Pennsylvania Senate to Reconvene Amid Budget Impasse

The Pennsylvania Senate is scheduled to reconvene Wednesday with lawmakers and Gov. Tom Wolf still at odds over how to fund the $30 billion fiscal 2016 budget.

House members will gather for the fall session on Monday.

Wolf, a Democrat, vetoed the spending plan in late June and the Republican-controlled legislature could not muster enough votes to override.

The impasse has put a hold on funding to public schools and social service agencies. Some are drawing on lines of credit.

Moody's Investors Service earlier this month downgraded most school district ratings enhanced by the commonwealth's pre- and post-default intercept programs and placed them on review for further downgrades. Standard & Poor's placed intercept-based school district and community college ratings on credit watch with negative implications.
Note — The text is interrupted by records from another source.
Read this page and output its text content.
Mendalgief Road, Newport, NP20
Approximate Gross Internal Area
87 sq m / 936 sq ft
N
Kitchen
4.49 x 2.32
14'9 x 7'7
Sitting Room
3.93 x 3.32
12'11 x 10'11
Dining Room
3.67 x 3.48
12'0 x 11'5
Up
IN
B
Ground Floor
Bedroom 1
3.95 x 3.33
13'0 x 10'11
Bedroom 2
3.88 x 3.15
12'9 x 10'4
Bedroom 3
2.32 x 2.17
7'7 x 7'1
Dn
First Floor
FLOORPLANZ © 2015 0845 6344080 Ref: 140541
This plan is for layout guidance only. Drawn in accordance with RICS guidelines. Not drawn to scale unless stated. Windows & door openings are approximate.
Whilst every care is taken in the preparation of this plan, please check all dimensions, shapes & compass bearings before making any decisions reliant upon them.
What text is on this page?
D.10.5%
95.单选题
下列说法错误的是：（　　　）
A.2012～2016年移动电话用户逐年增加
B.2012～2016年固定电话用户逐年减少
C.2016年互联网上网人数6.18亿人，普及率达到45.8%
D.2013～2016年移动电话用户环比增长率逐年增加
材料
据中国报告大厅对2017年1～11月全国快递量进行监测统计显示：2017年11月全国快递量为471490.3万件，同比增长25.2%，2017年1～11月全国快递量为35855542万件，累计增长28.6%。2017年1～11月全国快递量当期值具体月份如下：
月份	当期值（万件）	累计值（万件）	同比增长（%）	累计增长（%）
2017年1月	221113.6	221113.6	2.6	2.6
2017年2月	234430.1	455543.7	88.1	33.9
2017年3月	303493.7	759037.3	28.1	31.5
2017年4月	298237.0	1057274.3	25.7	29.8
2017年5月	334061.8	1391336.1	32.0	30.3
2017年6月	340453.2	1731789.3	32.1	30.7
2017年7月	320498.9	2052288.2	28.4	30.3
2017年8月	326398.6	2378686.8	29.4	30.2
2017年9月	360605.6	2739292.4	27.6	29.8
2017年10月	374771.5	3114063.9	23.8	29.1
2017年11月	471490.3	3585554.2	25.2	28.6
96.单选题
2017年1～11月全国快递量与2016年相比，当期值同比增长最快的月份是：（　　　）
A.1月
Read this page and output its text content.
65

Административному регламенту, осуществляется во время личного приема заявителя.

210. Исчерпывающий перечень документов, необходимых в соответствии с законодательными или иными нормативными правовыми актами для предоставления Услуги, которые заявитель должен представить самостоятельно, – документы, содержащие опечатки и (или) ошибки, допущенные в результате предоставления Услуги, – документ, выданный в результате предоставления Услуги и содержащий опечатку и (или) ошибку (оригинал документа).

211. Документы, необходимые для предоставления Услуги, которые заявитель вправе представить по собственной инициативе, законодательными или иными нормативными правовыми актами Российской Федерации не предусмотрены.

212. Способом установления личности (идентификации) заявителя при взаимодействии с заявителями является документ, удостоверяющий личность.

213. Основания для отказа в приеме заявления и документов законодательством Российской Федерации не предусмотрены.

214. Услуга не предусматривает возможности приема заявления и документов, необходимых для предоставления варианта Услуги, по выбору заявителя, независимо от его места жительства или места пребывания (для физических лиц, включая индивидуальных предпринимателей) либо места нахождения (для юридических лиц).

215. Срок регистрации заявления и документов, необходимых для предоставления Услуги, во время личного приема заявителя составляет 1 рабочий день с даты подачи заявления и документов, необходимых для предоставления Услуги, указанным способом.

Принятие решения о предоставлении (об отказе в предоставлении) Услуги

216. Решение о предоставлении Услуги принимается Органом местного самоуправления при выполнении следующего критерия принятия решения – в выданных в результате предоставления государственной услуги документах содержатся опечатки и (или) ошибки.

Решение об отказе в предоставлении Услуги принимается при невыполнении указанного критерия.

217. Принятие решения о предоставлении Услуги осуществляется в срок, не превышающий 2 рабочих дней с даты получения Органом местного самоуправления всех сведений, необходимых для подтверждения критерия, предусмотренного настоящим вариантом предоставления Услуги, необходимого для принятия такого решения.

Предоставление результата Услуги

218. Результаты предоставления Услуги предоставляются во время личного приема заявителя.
Moody's rates Pennsylvania's general obligation bonds Aa3. Fitch Ratings and Standard & Poor's rate them AA-minus. All three downgraded the commonwealth last year, citing chronic structural imbalance and an estimated $53 billion unfunded pension liability.

Pennsylvania's failure over the past decade to fully fund required payments to its two major pension funds have compromised its credit quality, according to Tom Kozlik, a managing director at PNC Capital Markets.

"Pennsylvania's structural imbalance cannot be blamed on cyclical factors," he said.

Wolf in late June also vetoed a Republican-backed measure to place new state hires into a 401(k)-style defined-contribution retirement plan instead of the traditional defined-benefit pension plan. The governor's budget calls for $3 billion in pension obligation bonds. Pension overhaul and a GOP-supported privatization of the state's liquor store system could still be at play in budget compromise talks.

Nine of the commonwealth's last 13 budgets have been late. In 2003, Gov. Ed Rendell and lawmakers compromised after some school districts said during the holiday season that they might not open in January.

Kozlik said short-term consequences of budget delay are minimal. "Credit negative outcomes increase, however, if the stalemate drags on past the December holidays."